El día en que Rousseau por fin salía de Londres, estalló el conflicto. Se debió a una pequeñez: el pago del coche que lo trasladaba a su nueva residencia, que habían asegurado a Jean-Jacques que era gratuito, cuando este sospechó, con razón, que sus protectores lo pagaban a sus espaldas. El ginebrino reprochó el engaño al escocés, en una escena teatralmente sentimental que terminó en un abrazo aderezado con lágrimas.
A partir de ahí, en el pecho de Jean-Jacques se levantaron sospechas que acabaron en cartas en las que denunciaba una gran conspiración contra él dirigida por el propio Hume: «usted me trajo a Inglaterra, aparentemente para conseguirme un refugio, pero en realidad para deshonrarme». Intentando rebajar la tensión, el filósofo se limitó, al principio, a pedir pruebas de aquellas acusaciones. Hasta el día en que no pudo más y perdió la calma.
Empezó a enviar copia de las cartas de Rousseau a sus amigos parisienses, preguntándoles si aquel hombre estaba loco o era, directamente, un malvado. El asunto –no hace falta decirlo– se convirtió en la comidilla de los salones parisienses. Y los amigos franceses animaron a Hume a publicar todos aquellos textos, comentados por él mismo, cosa que al final hizo. Esta vez, la actitud elegante correspondió a Rousseau, que respondió con el silencio. Voltaire, a quien también llegaron todos los textos, se mostró encantado: «Yo siempre he elevado a Dios una plegaria, muy corta: Señor, haz que nuestros enemigos sean ridículos; y Dios me lo ha concedido».
Si algo tenían en común Hume y Rousseau era su postura crítica en relación con la utilidad de la «razón» tanto para conocer el mundo como para guiar los actos humanos, lo cual les distanciaba de la mayoría de sus colegas ilustrados. Pero su crítica al racionalismo era de muy distinto carácter: Hume pensaba racionalmente para marcar, precisamente, los límites de la razón; veía imposible fundamentar racionalmente la ética, por ejemplo; en cuanto a la vida práctica, consideraba a la razón esclava de las «pasiones» y creía que los humanos nos dejamos guiar más por estas que por aquella.
Rousseau, en cambio, daba primacía directamente a las emociones sobre la racionalidad. Tampoco era sociable, como Hume, sino que odiaba el mundo urbano; de ahí su deseo de aislarse en el campo, que también coincidía con su creencia de que era mejor vivir cerca de las «emociones» primitivas. Hume era hombre de dudas; Rousseau, de certezas (su proclamación de la infalibilidad de la voluntad general es sintomático). Los dos, contrarios a las religiones reveladas. Pero Rousseau quería fundar una nueva religión civil y una nueva moral, basada en el republicanismo. Su intenso y sincero deísmo, expresado en la «Profesión de fe del vicario saboyano», fue la base del culto revolucionario al Ser Supremo. Nada semejante sería concebible en un Hume.

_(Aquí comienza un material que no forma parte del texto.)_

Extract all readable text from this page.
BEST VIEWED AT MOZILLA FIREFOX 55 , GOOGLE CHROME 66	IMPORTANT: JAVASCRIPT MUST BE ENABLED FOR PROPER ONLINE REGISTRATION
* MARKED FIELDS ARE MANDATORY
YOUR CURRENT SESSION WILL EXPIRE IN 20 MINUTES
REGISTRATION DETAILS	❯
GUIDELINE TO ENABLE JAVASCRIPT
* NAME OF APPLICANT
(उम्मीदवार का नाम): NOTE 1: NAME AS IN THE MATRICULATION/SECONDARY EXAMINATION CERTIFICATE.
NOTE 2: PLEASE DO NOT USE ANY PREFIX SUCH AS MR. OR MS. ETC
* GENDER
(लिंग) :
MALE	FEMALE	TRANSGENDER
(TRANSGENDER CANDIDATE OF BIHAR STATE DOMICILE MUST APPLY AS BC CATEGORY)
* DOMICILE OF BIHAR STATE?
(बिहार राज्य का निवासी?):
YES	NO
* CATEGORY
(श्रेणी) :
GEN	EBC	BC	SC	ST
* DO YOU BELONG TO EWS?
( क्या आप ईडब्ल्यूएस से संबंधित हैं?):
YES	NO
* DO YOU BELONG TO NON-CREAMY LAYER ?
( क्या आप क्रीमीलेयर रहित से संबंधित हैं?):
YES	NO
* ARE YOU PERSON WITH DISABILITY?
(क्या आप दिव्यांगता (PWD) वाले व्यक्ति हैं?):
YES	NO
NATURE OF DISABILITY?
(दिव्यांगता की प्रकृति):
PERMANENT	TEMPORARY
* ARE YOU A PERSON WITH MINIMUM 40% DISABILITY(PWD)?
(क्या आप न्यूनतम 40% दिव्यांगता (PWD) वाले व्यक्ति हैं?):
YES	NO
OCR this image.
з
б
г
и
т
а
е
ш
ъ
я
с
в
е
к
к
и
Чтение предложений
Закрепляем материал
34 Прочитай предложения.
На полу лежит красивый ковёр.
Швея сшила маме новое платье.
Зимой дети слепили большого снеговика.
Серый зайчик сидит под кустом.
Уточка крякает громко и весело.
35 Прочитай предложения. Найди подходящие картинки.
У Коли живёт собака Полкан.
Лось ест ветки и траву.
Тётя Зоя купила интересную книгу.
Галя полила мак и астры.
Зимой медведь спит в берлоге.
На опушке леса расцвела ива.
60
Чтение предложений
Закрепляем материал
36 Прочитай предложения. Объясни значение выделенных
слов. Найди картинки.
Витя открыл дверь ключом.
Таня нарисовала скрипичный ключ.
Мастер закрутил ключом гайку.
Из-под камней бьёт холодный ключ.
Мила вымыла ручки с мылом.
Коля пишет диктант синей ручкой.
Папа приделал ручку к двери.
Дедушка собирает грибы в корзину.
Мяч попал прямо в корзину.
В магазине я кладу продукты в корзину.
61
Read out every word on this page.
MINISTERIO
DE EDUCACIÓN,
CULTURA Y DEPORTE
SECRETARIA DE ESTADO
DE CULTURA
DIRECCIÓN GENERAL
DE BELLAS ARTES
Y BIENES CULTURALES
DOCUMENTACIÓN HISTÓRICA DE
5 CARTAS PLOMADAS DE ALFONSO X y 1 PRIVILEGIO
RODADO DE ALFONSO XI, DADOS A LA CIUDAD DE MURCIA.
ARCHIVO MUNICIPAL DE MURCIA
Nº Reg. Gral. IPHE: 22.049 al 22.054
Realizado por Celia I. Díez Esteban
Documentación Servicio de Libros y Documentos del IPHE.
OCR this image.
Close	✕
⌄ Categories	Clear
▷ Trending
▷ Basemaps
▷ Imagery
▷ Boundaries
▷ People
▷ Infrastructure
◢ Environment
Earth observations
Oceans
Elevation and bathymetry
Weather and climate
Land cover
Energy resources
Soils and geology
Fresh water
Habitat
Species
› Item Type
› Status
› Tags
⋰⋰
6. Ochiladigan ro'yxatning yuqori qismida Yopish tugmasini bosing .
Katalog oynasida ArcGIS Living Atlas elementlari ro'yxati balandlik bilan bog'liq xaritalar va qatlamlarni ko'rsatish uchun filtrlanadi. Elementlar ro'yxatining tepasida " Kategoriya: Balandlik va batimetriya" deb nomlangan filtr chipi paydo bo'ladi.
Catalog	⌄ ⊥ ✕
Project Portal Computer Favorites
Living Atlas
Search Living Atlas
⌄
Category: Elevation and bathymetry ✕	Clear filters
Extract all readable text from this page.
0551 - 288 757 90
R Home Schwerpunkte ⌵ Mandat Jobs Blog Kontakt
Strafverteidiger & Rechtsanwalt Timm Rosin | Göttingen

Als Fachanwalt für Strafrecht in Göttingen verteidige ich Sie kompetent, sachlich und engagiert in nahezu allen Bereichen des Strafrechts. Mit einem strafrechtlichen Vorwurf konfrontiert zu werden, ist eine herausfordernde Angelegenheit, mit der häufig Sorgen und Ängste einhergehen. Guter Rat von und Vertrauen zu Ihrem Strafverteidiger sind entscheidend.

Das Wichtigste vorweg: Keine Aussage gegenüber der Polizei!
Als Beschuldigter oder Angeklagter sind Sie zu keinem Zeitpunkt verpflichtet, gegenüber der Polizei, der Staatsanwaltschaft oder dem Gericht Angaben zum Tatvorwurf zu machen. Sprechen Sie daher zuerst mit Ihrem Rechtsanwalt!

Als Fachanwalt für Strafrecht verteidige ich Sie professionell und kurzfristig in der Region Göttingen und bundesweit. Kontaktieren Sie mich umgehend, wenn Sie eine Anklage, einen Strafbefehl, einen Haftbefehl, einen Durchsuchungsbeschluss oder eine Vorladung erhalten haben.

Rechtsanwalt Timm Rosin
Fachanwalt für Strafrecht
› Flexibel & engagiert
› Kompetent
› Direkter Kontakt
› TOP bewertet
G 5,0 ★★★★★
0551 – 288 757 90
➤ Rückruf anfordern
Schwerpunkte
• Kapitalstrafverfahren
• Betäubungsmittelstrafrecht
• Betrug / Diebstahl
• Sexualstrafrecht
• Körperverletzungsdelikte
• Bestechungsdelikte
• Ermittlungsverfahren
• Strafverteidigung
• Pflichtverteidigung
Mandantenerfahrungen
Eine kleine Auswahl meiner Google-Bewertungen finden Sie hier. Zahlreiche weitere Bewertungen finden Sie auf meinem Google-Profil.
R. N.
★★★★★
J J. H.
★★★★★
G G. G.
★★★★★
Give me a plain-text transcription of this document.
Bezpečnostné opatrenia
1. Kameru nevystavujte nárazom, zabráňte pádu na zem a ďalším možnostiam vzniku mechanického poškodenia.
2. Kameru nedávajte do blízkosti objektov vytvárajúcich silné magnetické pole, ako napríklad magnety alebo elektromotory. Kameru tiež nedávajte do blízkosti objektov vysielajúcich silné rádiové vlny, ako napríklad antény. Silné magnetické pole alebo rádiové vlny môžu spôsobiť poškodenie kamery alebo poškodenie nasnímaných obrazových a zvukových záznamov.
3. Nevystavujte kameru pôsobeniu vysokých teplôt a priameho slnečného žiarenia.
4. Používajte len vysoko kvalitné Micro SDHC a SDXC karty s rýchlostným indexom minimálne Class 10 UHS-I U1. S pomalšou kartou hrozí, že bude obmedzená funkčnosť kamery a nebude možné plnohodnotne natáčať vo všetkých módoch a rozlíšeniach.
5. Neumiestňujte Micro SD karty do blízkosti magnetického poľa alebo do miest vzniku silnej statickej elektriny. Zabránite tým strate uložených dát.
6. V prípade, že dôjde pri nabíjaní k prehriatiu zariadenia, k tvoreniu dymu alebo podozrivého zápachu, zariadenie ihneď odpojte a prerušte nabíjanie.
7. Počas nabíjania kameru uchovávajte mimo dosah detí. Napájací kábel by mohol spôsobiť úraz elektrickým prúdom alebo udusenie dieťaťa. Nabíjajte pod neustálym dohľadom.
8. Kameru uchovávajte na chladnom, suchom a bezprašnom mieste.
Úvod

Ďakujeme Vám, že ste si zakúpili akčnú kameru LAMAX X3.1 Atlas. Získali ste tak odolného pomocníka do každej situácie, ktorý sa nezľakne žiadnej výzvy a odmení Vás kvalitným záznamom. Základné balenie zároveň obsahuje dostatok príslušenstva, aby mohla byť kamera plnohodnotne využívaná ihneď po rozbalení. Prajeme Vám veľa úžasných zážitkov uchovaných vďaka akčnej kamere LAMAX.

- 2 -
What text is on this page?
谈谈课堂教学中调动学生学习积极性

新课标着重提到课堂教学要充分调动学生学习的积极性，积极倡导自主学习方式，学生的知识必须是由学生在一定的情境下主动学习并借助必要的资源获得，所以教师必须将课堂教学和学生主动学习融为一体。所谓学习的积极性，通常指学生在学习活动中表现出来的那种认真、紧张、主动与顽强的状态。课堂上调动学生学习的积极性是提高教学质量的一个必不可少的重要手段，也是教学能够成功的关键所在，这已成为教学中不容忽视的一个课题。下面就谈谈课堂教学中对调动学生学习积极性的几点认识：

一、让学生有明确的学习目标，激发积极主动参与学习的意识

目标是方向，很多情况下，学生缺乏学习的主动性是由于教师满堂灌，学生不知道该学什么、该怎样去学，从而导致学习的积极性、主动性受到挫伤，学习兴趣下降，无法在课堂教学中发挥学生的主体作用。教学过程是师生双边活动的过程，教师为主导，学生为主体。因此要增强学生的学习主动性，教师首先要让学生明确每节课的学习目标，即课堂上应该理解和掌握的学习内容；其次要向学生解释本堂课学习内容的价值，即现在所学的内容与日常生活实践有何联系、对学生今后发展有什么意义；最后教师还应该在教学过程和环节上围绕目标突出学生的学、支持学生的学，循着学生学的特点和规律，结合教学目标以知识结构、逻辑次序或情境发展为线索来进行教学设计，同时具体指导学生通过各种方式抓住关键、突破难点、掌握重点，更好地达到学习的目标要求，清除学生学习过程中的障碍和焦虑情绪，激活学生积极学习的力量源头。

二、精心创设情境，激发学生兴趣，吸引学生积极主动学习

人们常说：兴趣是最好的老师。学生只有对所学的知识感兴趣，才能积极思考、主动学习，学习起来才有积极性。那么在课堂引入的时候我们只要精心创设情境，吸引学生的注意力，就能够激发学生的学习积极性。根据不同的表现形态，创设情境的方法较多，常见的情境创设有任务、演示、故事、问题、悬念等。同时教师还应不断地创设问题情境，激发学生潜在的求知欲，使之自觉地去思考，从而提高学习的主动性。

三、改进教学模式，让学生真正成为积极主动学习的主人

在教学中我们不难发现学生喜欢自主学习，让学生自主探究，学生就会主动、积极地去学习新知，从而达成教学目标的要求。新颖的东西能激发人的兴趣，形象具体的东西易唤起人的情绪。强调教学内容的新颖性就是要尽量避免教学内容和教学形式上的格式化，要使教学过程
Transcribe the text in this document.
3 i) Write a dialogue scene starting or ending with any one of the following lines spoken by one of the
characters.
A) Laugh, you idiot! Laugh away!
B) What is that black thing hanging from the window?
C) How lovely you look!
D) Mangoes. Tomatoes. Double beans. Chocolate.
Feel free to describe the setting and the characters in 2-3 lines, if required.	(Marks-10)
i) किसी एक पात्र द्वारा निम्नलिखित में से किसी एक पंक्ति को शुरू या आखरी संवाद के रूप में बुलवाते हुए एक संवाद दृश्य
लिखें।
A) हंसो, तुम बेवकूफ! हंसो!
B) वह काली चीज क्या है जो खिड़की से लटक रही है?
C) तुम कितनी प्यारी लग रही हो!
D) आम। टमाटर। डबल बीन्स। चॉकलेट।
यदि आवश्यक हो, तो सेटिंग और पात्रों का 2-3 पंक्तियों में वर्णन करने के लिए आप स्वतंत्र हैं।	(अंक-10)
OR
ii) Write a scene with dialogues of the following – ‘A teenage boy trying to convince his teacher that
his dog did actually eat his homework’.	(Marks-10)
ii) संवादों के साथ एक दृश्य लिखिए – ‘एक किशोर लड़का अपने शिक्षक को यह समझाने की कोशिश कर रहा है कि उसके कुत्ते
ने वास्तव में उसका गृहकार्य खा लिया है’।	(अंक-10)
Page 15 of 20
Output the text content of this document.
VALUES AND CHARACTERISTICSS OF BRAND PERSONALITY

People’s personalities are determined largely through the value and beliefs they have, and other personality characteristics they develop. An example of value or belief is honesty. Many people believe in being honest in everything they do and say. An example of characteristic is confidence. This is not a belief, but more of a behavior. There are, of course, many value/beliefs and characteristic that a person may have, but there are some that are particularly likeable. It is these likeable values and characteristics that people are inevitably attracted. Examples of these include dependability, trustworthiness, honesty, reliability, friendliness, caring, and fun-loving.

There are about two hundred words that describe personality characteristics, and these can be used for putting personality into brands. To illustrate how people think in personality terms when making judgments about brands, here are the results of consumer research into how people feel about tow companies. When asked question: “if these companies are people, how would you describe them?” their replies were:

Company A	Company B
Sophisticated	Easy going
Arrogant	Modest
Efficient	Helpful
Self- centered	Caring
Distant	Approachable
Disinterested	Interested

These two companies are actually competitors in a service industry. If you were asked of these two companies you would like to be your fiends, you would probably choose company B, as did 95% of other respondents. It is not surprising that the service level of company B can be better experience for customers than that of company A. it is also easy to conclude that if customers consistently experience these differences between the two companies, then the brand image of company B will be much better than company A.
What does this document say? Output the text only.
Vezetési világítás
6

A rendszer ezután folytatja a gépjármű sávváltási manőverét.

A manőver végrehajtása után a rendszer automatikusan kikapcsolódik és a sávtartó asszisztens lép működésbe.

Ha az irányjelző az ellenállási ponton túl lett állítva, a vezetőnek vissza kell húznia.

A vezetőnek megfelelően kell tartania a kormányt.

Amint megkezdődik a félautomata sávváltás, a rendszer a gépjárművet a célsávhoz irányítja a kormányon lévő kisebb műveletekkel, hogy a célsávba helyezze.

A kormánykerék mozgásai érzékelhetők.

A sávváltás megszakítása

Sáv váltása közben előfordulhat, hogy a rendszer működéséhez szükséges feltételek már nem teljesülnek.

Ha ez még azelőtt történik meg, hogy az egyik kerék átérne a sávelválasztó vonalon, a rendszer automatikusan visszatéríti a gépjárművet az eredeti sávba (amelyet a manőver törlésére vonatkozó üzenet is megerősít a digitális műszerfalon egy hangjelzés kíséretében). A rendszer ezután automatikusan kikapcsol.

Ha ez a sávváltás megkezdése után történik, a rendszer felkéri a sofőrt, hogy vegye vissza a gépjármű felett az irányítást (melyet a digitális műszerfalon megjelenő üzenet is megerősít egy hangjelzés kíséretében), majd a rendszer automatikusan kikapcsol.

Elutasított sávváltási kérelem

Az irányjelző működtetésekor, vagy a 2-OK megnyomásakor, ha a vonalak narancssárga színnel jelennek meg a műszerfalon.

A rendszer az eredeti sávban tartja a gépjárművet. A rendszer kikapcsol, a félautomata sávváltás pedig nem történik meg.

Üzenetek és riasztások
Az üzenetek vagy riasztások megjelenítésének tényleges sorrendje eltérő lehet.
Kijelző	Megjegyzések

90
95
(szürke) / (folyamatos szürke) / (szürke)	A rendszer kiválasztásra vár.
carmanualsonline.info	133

En muchos sentidos, Rousseau fue consecuente: se refugió en la soledad y acabó por rechazar la pensión que su majestad británica estaba a punto de ofrecerle. Pero también le encantaba ser conocido y cuidaba teatralmente sus apariciones –con una llamativa túnica y un gran gorro de piel armenios, y llevando en brazos a su perro Sultán– para que nadie pasara por alto su presencia.
Consecuente también con su filosofía, cuando Hume le pidió pruebas de sus acusaciones, le replicó que la principal fuente de su información era su propio corazón. Al exigir esas pruebas, «le bon David» también era, por su parte, coherente con su defensa de la evidencia empírica como base del conocimiento. Pero acabó dejándose llevar a terrenos muy emocionales, interceptó y abrió el correo de Jean-Jacques, se dedicó a investigar sus finanzas y participó en alguna maniobra nada limpia para desacreditarlo. De ahí el subtítulo del libro: «The Limits of Human Understanding».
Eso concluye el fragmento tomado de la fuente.